Still, the current trial’s results should be interpreted in context of its limitations. First, the inclusion of intrabony defects with different morphologies, although randomly distributed could have affected the observed effects. A subgrouping according to the defects’ morphology, although being more informative, would have led to substantial decrease in the trial’s power. Second, the preparation of I-PRF necessitates collection of patient’s own blood. Consequently, patients who are afraid of blood sampling repelled to participate in the current trail. Third, the present study did not use the newly developed horizontal centrifugation protocol [6], which could have elevated the number of platelets and leucocytes in the I-PRF, with a more even platelet distribution. Fourth, although minimally invasive surgical techniques are currently recommended in regenerative therapeutic approaches of intrabony defects [57], these procedures were not applied in the current study due to the presence of deep intrabony defects, involving three or four sides of the root of the affected teeth, that often necessitated more extension of the flap for sufficient visibility for instrumentation and efficient debridement of the intrabony defects and the affected root surfaces [58]. Thus, instead, the standard OFD was employed. Finally, as the included patients stemmed from lower socio-economical levels solely interested in a symptomatic therapy, it was not feasible to reliably include patient-reported outcomes (as self-reported pain scores) in the current investigation.

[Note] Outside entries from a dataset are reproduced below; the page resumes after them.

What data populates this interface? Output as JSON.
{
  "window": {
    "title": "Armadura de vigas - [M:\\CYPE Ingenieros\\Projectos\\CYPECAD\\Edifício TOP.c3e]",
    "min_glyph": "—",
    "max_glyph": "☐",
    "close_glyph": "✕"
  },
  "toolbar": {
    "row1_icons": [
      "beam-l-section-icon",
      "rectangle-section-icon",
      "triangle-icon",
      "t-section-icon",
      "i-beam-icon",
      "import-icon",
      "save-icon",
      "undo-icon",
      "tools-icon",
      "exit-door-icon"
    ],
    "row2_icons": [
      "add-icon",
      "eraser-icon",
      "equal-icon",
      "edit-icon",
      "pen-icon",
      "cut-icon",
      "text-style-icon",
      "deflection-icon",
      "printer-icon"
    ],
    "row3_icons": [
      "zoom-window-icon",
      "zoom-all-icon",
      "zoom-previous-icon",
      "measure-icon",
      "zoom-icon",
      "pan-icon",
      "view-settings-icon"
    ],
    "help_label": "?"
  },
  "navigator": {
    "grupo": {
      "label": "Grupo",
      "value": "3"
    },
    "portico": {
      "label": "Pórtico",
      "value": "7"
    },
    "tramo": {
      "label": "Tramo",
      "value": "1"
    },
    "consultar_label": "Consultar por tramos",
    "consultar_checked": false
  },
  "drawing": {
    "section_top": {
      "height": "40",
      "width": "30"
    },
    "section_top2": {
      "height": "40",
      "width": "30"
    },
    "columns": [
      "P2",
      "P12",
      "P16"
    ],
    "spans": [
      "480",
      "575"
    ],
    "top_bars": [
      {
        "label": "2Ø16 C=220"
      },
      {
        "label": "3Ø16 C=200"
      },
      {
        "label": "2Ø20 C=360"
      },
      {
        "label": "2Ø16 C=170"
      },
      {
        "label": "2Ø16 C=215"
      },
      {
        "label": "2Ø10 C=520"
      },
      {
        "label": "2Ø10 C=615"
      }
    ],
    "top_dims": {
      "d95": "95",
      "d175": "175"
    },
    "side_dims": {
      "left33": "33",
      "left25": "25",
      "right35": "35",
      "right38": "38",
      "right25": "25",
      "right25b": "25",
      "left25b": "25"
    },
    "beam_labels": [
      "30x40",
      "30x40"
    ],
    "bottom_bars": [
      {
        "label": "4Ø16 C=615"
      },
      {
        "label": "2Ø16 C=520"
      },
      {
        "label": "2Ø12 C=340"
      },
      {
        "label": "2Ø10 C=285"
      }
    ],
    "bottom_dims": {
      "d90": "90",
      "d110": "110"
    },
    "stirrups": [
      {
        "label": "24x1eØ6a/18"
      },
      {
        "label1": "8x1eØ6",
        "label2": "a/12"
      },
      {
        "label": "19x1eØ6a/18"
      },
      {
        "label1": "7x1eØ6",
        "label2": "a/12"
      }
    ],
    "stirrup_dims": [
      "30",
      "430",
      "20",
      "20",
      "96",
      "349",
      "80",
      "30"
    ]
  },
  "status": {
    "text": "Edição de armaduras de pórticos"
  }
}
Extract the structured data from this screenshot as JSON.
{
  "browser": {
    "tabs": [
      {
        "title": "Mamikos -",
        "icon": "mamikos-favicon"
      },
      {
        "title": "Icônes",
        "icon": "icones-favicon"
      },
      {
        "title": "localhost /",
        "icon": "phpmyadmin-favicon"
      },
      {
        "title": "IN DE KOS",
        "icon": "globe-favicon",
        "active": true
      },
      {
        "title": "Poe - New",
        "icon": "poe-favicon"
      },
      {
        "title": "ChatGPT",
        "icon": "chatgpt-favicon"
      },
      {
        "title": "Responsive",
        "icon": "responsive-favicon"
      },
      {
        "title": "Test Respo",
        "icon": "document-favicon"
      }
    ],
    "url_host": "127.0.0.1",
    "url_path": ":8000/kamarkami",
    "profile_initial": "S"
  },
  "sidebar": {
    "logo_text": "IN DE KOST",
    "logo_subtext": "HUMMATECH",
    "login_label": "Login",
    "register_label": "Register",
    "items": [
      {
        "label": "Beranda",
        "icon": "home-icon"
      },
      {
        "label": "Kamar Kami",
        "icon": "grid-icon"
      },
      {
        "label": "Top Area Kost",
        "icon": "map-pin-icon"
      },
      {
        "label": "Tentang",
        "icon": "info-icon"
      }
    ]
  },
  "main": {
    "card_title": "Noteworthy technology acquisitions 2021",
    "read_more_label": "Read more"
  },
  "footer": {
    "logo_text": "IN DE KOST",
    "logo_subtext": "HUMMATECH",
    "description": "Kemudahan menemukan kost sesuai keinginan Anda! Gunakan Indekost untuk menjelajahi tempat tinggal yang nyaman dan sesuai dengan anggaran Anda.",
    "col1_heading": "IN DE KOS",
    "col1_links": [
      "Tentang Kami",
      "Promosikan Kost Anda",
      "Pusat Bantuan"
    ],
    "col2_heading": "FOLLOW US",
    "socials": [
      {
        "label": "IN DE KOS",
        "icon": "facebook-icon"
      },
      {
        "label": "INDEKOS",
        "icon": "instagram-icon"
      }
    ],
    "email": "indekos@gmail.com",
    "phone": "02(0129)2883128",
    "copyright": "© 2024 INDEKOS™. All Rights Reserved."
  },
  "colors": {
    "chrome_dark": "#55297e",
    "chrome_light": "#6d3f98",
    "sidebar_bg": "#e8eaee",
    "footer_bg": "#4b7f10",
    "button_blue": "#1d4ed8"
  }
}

Within the limitations of current trial, it can be concluded that both treatment modalities (I-PRF + DFDBA and DFDBA alone) resulted in significant improvement in clinical and radiographic parameters 9 months post-surgically. Apart from an observed improvement in gingival recession, combining I-PRF with DFDBA did not appear to significantly augment the DFDBA’s therapeutic outcomes. Further longitudinal clinical and histological studies with larger sample sizes are needed to fully explore the regenerative potential of I-PRF in combination with DFDBA and its efficacy in the treatment of intrabony periodontal defects.